File1 hash: 5479f8cd1375364770df36e5a18262480a8f9d311e8eedb2c2390ecb233852ad

File2 hash: 53fe44b4753874f079a936325d1fdc9b1691956a29c3aaf8643cdbd49f5984bf

The first file was attributed to an APT group. Answer: Yay

For the second file, Valhalla displayed the first matching rule as:

Answer: Webshell_b374k_rule1

I then examined its VirusTotal record, which showed that the THOR APT scanner was the first to detect the Yara match.

Answer: THOR APT Scanner

Not all antivirus engines flagged the file as malicious — Answer: Nay

When I checked the “Details” tab, I noticed another file extension associated with the same sample:

Answer: EXE

From the rule content, I learned that this web shell also used the Zepto JavaScript library, confirming what my generated rule had already detected.

Finally, I verified whether this specific Yara rule existed in Loki’s default signature set using:

ls /home/cmnatic/tools/Loki/signature-base/yara/ grep “Webshell_b374k_rule1”

No results appeared, confirming it was not part of the default Loki ruleset.

Answer: Nay


Lessons Learned and Reflections

This case study gave me a deep understanding of how Yara rules can be written, customized, and applied in real SOC operations.

I learned how to:

Write and test my own Yara rules using basic conditions. Integrate Yara with Loki for automated file scanning. Use yarGen to create new Yara signatures from unknown malware.

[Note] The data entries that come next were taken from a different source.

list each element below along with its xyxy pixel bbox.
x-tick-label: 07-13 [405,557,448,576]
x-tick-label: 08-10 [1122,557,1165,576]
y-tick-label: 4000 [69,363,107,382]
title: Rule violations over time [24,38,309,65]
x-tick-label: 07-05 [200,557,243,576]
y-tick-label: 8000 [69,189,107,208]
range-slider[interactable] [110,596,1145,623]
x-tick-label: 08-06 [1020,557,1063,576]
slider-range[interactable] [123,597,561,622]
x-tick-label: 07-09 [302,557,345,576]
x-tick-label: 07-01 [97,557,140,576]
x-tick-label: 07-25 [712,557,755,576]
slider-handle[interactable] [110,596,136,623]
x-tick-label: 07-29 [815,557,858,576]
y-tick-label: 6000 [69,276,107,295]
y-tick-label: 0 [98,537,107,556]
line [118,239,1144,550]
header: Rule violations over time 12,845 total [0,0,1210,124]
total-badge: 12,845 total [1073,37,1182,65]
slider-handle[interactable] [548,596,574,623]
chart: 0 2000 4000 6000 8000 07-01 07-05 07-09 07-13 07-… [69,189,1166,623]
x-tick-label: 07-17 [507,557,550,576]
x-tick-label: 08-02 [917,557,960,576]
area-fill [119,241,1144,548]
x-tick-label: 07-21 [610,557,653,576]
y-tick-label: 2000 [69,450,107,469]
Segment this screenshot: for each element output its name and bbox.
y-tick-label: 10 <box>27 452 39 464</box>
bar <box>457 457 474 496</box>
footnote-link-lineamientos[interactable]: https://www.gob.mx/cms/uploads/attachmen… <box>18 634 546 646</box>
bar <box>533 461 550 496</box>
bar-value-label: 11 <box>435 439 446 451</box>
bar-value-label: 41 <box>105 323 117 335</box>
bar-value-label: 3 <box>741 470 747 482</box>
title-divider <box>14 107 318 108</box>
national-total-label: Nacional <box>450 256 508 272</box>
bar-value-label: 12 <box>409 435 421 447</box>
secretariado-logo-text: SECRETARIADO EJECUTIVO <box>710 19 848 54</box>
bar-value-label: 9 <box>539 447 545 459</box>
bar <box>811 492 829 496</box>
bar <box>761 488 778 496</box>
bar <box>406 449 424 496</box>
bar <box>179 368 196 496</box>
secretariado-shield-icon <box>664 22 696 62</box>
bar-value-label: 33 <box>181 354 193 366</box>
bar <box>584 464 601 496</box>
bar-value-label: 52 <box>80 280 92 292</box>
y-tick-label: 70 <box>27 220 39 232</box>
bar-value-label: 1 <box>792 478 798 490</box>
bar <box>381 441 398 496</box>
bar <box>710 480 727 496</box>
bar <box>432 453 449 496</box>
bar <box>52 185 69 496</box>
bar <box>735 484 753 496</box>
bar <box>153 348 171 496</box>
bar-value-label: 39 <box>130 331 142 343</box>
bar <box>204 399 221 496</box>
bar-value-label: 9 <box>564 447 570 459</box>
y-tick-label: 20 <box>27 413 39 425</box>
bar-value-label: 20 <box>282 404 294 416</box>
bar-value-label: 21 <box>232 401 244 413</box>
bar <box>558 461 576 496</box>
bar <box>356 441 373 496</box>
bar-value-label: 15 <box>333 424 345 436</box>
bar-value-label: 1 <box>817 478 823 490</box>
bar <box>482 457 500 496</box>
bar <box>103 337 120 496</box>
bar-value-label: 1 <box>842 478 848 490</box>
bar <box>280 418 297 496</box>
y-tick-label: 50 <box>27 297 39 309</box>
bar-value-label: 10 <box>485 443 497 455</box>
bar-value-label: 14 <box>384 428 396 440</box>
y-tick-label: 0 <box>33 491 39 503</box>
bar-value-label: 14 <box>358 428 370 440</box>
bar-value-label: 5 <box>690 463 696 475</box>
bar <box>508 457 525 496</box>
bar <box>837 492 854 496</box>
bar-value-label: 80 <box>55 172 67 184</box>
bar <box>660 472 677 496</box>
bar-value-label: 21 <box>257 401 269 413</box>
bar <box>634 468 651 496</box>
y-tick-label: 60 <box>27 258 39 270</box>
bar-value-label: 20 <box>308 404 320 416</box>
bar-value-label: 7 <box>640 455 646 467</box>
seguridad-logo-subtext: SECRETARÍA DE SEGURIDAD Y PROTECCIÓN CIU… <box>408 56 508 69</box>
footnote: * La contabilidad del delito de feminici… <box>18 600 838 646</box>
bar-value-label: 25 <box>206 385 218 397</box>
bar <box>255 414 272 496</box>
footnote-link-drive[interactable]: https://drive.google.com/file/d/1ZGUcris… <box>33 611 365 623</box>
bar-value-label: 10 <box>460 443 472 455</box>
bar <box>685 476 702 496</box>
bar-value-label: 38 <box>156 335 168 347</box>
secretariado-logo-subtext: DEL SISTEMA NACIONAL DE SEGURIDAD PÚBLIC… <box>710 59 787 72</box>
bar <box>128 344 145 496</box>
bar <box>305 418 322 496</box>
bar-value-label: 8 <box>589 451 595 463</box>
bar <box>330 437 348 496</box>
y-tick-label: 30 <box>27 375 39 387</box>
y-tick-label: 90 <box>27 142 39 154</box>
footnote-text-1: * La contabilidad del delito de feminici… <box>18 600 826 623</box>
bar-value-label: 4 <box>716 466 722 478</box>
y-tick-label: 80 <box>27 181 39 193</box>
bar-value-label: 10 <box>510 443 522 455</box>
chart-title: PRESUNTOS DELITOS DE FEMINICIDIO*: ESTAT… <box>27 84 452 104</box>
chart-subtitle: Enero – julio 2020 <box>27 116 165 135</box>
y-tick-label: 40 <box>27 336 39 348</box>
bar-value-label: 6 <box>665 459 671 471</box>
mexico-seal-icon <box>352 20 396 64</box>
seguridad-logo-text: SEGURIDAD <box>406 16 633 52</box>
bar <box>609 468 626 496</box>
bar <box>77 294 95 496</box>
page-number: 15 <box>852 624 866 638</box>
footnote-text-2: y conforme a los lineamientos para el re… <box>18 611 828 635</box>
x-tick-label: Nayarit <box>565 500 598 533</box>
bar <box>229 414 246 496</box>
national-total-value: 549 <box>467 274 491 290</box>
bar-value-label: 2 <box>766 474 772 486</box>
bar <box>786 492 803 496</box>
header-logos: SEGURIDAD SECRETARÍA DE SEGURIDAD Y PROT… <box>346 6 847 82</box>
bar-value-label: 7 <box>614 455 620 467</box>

Verify detections through Valhalla and VirusTotal. Understand how version changes or obfuscation in malware can bypass static rules. Analyze real detection patterns like Zepto.js and web shell behaviors.

What I liked most about this exercise was how it connected multiple stages of detection:

from rule creation, to tool integration, to threat intelligence validation — simulating a real workflow of a SOC analyst or malware researcher. By the end, I felt confident that I could write and adapt Yara rules for my own investigations and contribute to shared rule repositories effectively.